Taylor Swift is the problem. In terms of the system design and architecture, it's an interview question for a distributed systems engineers. You've got a superstar user, with 89 million followers, how do you scale every aspect of your system to handle when she posts? Naturally you're object and say that Taylor Swift isn't going to moving to TekMolTwitter, but pwg said it won't work after a certain size and you said why not, and the short answer is that it doesn't scale past N users, and you can just cheat and say N is higher than you want to care about. We could do a bit of back of the envelope math to see that notifying 15 million users will saturate the gigabit link on you're $5 VPS if each notification packet is 64 bytes, and then design all sorts of queues and caches and redis and and and. It's a fun interview question (and practical problem for Twitter/X) but at the end of the day, if you believe in it, just go build it and get all of your friends and family to join TekMolTwitter (or Mastodon). It's entirely within your capabilities in 2025 to just go out and make something like that, so the thing is, if this is a something that you believe in you can just go do it. No one's stopping you.

https://highscalability.com/the-architecture-twitter-uses-to...

The reality is people aren't gonna bother when Facebook/Instagram/Snapchat/Twitter/TikTok/Substack/etc is right there.

Build it and get your friends to join you.

That falls apart as soon as one single node is a bad actor and starts sending out DDOS floods.

To add one simple, fundamental objection that scuppers your whole plan: Who allocates usernames? What happens if two instances have two seperate joesmiths?

Because the technical aspect of building the software like is the most fun and nerd–sniping, but perhaps the least important part in the process of building an audience and encouraging people to adopt it.

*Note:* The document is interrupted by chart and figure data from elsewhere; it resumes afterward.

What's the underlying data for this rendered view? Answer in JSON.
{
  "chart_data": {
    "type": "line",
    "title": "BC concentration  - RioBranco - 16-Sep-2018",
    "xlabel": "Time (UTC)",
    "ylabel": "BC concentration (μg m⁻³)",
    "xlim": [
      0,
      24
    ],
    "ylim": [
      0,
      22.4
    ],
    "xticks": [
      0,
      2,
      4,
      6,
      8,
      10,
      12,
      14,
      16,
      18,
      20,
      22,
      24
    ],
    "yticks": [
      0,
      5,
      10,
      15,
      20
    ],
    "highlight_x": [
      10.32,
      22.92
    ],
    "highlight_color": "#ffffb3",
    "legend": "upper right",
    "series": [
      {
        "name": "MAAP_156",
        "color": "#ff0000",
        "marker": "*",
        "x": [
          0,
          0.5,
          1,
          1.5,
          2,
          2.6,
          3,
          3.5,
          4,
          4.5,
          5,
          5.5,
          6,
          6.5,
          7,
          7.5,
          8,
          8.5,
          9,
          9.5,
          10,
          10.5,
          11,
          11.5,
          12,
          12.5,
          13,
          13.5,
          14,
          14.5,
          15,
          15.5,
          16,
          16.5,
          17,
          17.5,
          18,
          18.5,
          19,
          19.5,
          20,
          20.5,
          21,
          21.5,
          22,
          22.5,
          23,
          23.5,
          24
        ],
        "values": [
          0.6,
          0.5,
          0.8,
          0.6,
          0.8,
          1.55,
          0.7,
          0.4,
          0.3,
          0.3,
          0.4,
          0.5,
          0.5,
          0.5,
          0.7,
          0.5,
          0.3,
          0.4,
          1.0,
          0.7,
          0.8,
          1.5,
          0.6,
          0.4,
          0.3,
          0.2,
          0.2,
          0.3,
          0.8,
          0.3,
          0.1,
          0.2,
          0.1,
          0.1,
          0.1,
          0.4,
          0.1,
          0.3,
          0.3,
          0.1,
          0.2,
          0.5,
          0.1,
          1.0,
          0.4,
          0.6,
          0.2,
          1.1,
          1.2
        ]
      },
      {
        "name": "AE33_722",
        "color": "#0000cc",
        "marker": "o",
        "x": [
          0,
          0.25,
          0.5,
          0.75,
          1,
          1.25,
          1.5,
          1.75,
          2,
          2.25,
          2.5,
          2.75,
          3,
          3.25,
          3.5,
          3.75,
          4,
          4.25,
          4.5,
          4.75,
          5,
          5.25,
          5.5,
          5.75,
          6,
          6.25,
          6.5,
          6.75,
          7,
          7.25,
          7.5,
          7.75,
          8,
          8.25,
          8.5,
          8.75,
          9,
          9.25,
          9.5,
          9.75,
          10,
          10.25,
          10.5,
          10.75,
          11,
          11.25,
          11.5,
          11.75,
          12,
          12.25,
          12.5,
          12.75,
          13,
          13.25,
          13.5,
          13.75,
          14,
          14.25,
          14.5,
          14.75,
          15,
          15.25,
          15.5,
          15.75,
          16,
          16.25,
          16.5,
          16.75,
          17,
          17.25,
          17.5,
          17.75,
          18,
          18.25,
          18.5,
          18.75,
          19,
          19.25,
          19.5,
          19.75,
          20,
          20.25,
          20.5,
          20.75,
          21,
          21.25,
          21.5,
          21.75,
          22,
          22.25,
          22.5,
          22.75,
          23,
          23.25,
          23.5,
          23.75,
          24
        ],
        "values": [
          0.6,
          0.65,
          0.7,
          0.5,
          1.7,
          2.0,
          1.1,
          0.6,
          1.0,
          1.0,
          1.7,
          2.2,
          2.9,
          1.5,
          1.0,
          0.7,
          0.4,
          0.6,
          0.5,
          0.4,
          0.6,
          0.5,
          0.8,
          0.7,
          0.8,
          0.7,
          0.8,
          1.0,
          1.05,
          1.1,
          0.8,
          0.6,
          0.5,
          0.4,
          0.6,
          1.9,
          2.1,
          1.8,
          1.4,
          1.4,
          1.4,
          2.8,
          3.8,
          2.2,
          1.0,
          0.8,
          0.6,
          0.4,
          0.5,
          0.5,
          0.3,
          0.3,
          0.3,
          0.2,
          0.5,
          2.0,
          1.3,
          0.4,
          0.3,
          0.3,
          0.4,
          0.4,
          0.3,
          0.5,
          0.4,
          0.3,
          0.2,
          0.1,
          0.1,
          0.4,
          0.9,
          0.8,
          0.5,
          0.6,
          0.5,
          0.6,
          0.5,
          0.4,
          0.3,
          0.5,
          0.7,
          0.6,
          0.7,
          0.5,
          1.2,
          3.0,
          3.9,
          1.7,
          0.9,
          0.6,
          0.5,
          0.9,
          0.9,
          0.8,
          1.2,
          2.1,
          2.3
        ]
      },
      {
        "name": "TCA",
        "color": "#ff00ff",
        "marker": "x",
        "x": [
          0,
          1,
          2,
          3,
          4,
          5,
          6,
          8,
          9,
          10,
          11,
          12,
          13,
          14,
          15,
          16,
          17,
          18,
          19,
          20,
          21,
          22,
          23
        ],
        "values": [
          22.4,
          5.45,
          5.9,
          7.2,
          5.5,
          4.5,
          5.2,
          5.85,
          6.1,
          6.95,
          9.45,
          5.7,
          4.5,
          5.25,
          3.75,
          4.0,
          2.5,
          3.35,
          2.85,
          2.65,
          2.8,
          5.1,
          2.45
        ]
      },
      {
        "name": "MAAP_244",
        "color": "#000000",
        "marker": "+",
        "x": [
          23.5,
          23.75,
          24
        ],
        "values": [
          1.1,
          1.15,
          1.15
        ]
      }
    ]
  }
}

I am using Git submodules for dependencies. My approach to a situation like this:

    1: Clone gh.com/someone/LibBar to gh.com/me/LibBar
    2: Fix the bug
    3: Send pull request to someone
    5: git submodule set-url lib/LibBar https://gh.com/me/LibBar.git
       git submodule sync lib/LibBar
       git submodule update --init --remote --recursive lib/LibBar
       cd lib/LibBar/; git checkout main; cd ../..
       git add .; git commit -m "Use my own version of lib/LibBar"

And keep using my fork until upstream accepted my pull request. Then I switch the url of the dependency back.